Recovery is ahead for both China and Hong Kong insurers, as S&P Global Ratings’ latest report revealed.

For China, this is off the back of new business written coming from the return of face-to-face sales and the end of a pandemic slump. As the second-largest life insurance market in the world, the eastern nation’s low penetration rates also suggest that there is much growth ahead.

It will, however, be a lot easier for life insurers, as S&P expected steady margins for the line both during this year and 2024. Control fine-tuning will also be continued as regulations get stricter, with measures in place including a more careful management of liability costs.

On the other hand, the property and casualty sector is in for a rougher time. Even though the sector recorded gains in 2022 and some major players’ moves to review their underwriting portfolio, companies are now incurring underwriting pressure given a normalization in vehicle traffic levels. Overly competitive pricing and higher reinsurance costs for customers will cause strains in the market. Extreme weather-related insurance claims, those stemming from climate change, also add to the challenges that the sector faces.

"Chinese insurers generally are contending with volatile markets, steep competition, and interest rate cuts by the People's Bank of China, among many other tests. Regulators have been prodding insurers toward a greater focus on margins," S&P Global Ratings credit analyst WenWen Chen said.

Cross-border movement helps Hong Kong

Returning visitors from mainland China will drive the recovery for Hong Kong insurers. S&P said that sales involving mainland visitors will be exceptionally strong in the first half of 2023 as the pent-up insurance demand during the pandemic is released. That said, S&P cautioned that growth will not always be even.

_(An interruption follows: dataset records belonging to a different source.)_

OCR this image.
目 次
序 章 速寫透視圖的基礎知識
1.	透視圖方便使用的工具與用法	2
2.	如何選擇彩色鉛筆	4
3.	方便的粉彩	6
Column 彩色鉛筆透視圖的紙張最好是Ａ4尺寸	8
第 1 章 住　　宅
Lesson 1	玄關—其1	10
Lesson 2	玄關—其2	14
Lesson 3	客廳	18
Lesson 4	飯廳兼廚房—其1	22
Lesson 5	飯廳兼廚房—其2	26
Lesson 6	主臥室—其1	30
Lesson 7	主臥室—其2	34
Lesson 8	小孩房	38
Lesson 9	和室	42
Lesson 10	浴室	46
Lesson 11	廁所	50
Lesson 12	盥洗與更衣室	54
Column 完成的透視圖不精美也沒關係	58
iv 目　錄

"Earnings for the Hong Kong life insurance industry should stabilize over the next two years, thanks to its top-line recovery," S&P Global ratings credit analyst Judy Chen said. "And higher interest rates will also help ease reserve provisions and improve reinvestment yields."

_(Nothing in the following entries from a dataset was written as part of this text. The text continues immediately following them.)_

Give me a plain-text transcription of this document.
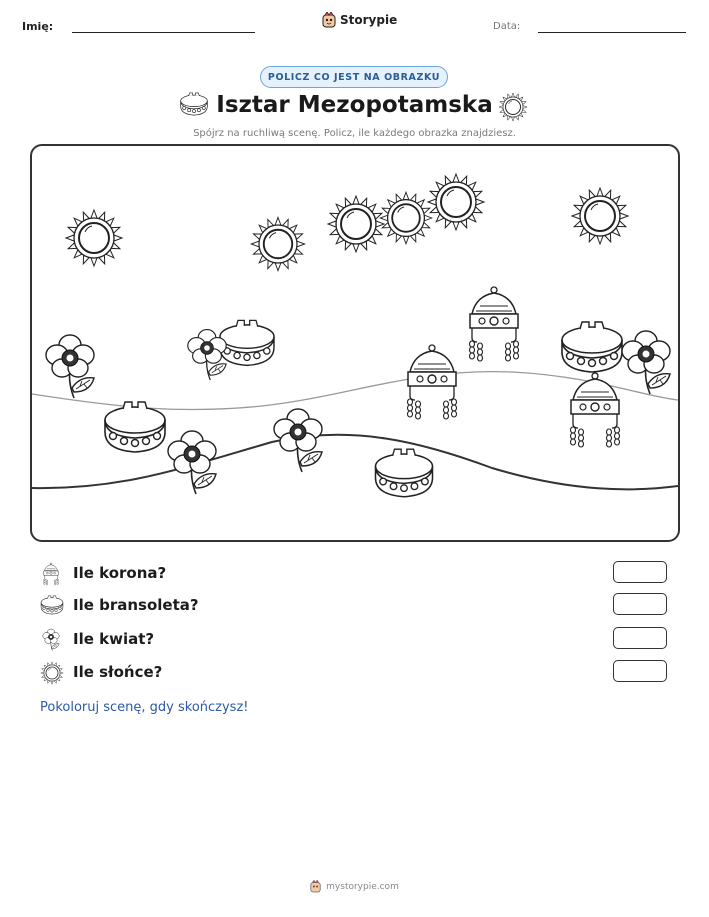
Imię:	Storypie	Data:
POLICZ CO JEST NA OBRAZKU
Isztar Mezopotamska
Spójrz na ruchliwą scenę. Policz, ile każdego obrazka znajdziesz.
Ile korona?
Ile bransoleta?
Ile kwiat?
Ile słońce?
Pokoloruj scenę, gdy skończysz!
mystorypie.com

S&P projected a new business growth for the life sector reaching between 20% to 25% in 2023 before a moderation between 10% to 15% in 2024. In 2022, the sector contracted to 19%.

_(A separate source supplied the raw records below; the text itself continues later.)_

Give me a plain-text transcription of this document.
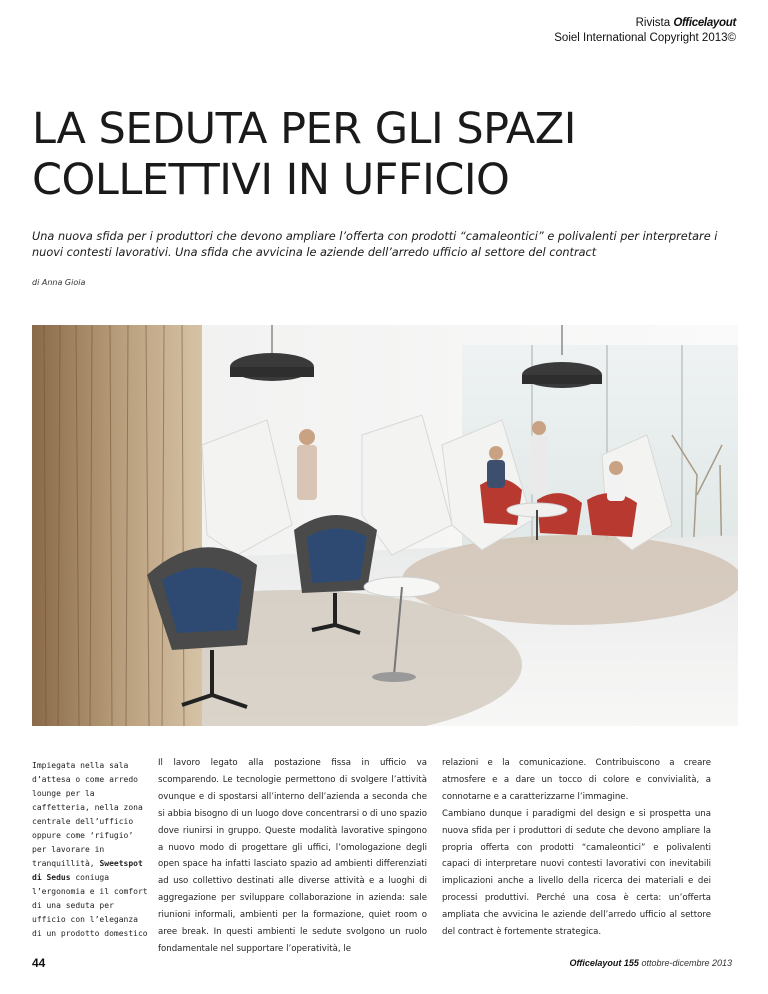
Rivista Officelayout
Soiel International Copyright 2013©
LA SEDUTA PER GLI SPAZI
COLLETTIVI IN UFFICIO

Una nuova sfida per i produttori che devono ampliare l’offerta con prodotti “camaleontici” e polivalenti per interpretare i nuovi contesti lavorativi. Una sfida che avvicina le aziende dell’arredo ufficio al settore del contract

di Anna Gioia
Impiegata nella sala d’attesa o come arredo lounge per la caffetteria, nella zona centrale dell’ufficio oppure come ‘rifugio’ per lavorare in tranquillità, Sweetspot di Sedus coniuga l’ergonomia e il comfort di una seduta per ufficio con l’eleganza di un prodotto domestico

Il lavoro legato alla postazione fissa in ufficio va scomparendo. Le tecnologie permettono di svolgere l’attività ovunque e di spostarsi all’interno dell’azienda a seconda che si abbia bisogno di un luogo dove concentrarsi o di uno spazio dove riunirsi in gruppo. Queste modalità lavorative spingono a nuovo modo di progettare gli uffici, l’omologazione degli open space ha infatti lasciato spazio ad ambienti differenziati ad uso collettivo destinati alle diverse attività e a luoghi di aggregazione per sviluppare collaborazione in azienda: sale riunioni informali, ambienti per la formazione, quiet room o aree break. In questi ambienti le sedute svolgono un ruolo fondamentale nel supportare l’operatività, le

relazioni e la comunicazione. Contribuiscono a creare atmosfere e a dare un tocco di colore e convivialità, a connotarne e a caratterizzarne l’immagine.

Cambiano dunque i paradigmi del design e si prospetta una nuova sfida per i produttori di sedute che devono ampliare la propria offerta con prodotti “camaleontici” e polivalenti capaci di interpretare nuovi contesti lavorativi con inevitabili implicazioni anche a livello della ricerca dei materiali e dei processi produttivi. Perché una cosa è certa: un’offerta ampliata che avvicina le aziende dell’arredo ufficio al settore del contract è fortemente strategica.

44	Officelayout 155 ottobre-dicembre 2013
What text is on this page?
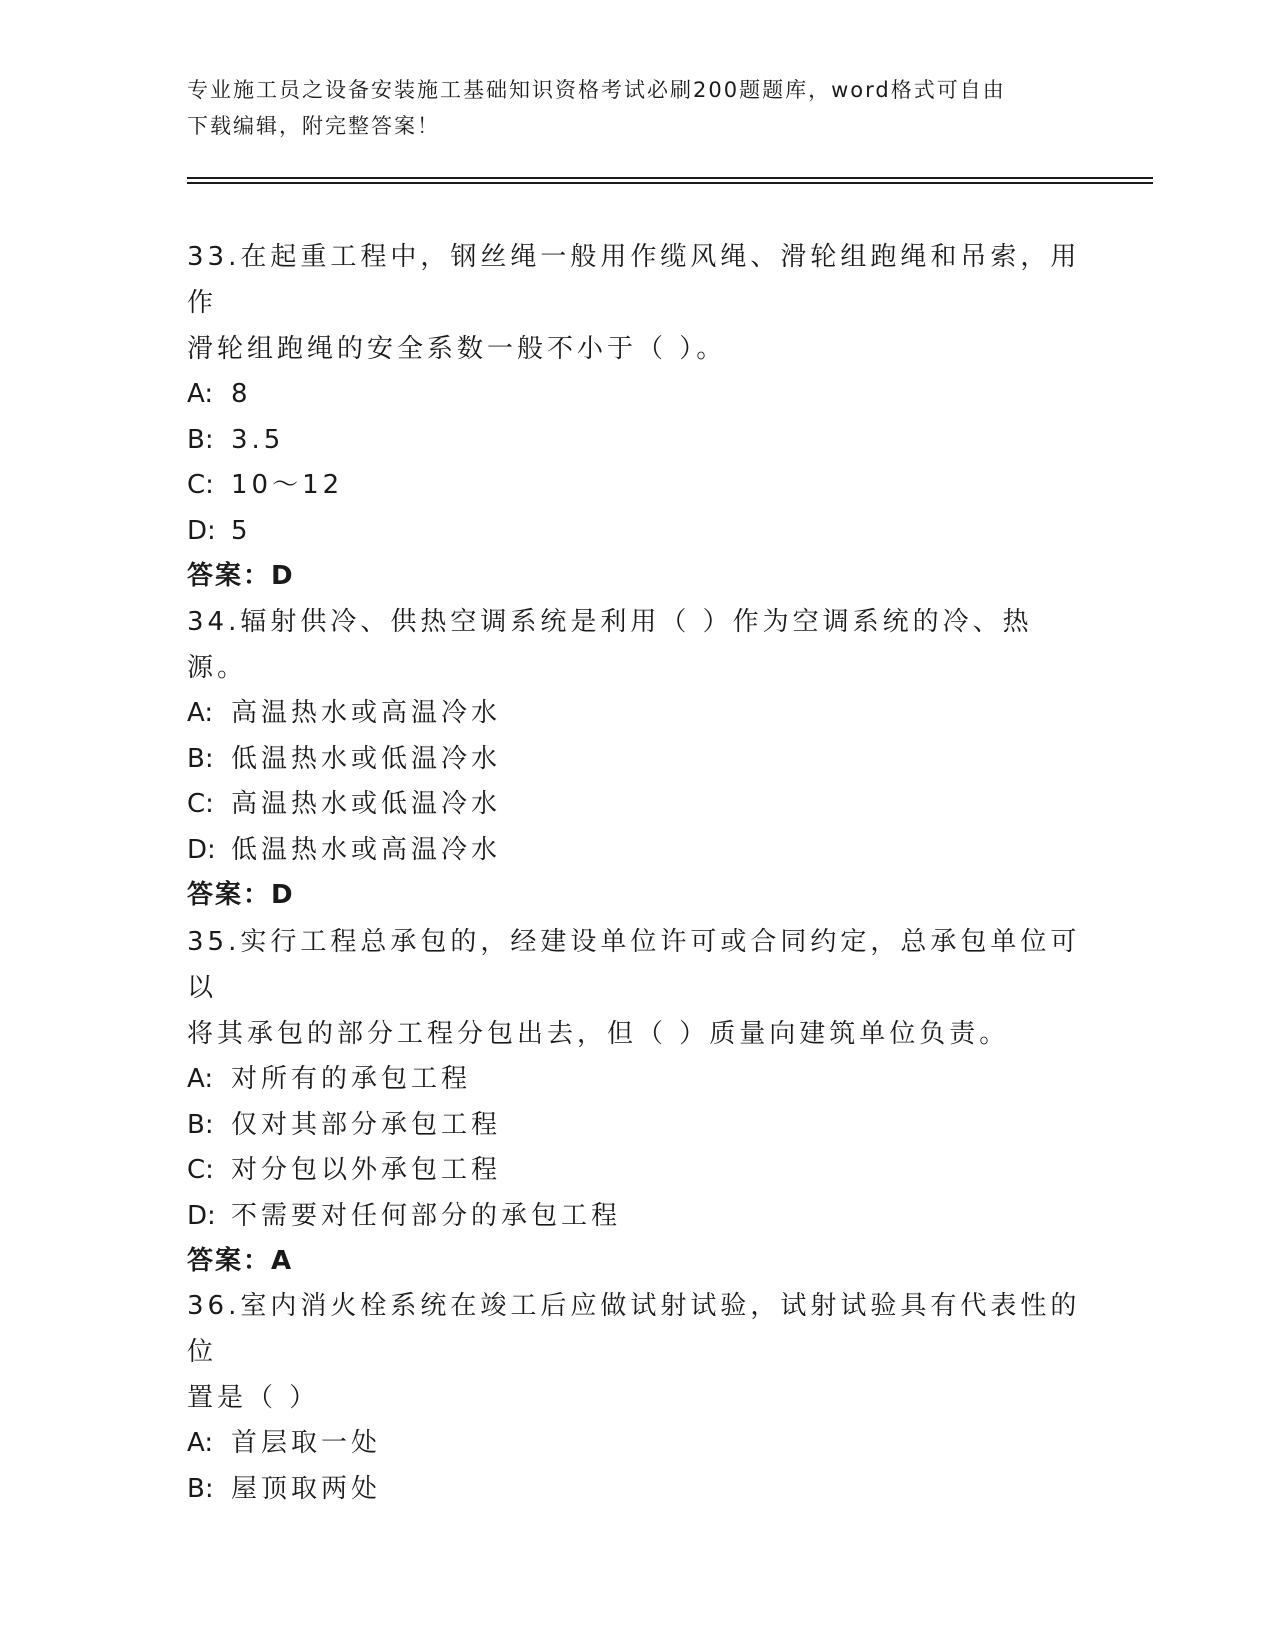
专业施工员之设备安装施工基础知识资格考试必刷200题题库，word格式可自由
下载编辑，附完整答案！
33.在起重工程中，钢丝绳一般用作缆风绳、滑轮组跑绳和吊索，用作
滑轮组跑绳的安全系数一般不小于（ ）。
A: 8
B: 3.5
C: 10～12
D: 5
答案：D
34.辐射供冷、供热空调系统是利用（ ）作为空调系统的冷、热源。
A: 高温热水或高温冷水
B: 低温热水或低温冷水
C: 高温热水或低温冷水
D: 低温热水或高温冷水
答案：D
35.实行工程总承包的，经建设单位许可或合同约定，总承包单位可以
将其承包的部分工程分包出去，但（ ）质量向建筑单位负责。
A: 对所有的承包工程
B: 仅对其部分承包工程
C: 对分包以外承包工程
D: 不需要对任何部分的承包工程
答案：A
36.室内消火栓系统在竣工后应做试射试验，试射试验具有代表性的位
置是（ ）
A: 首层取一处
B: 屋顶取两处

"With no surprises, the ties that bind Hong Kong insurers and mainland China customers will deepen," Chen said. "Hong Kong's geographic proximity provides an opportunity for its insurers to better serve the mainland's under-penetrated market."

Hong Kong’s insurance sector boasts widening interest rate differentials, opportunities for asset diversification, and the availability of comprehensive healthcare. Insurers in the city-state provide foreign currency-denominated savings and investment policies, as well as more comprehensive critical illness and medical insurance offerings compared to its mainland counterparts.

That said, S&P noted that sales have not yet reached their pre-COVID levels. New business premiums from the mainland rose to HK$9.6 billion in Q1, from HK345 million in the same period last year. The quarterly average between 2015 and 2019, in comparison, was at HK$12.3 billion.

Demographic changes, P&C, and uneven recovery

Hong Kong’s population will be the oldest in the world by 2060, according to a recent study from S&P. This leads to growing demand for insurance products in the life sector.

"Large shifts in Hong Kong's population profiles point to the need for higher insurance coverage across life stages--including medical, mortality, and retirement," Chen said.

Like its mainland counterpart, P&C in Hong Kong will see smaller wins overall. The sector will benefit from the resumption of economic activity, driving up demand for both accident and health insurance policies. Deepening connections between Hong Kong and China will also drive-up demand for cross-border coverage, including the ones offered that covers the Greater Bay Area.

Bigger, brand-name players will have a better recovery, but smaller insurers will find it more difficult to gear up for a reboot, given their limited economies.

"Bigger insurers can better capture the turnaround, thanks to their established distribution networks and product offerings. Smaller players may still struggle, leading to a margin squeeze," Chen said.

The advantages are fully in the favour of those who kept their traditional distribution channels intact. Insurers such as AIA and Prudential Hong Kong have continued to invest and maintain an agency force during the pandemic and are now reaping the rewards from the return of visitors.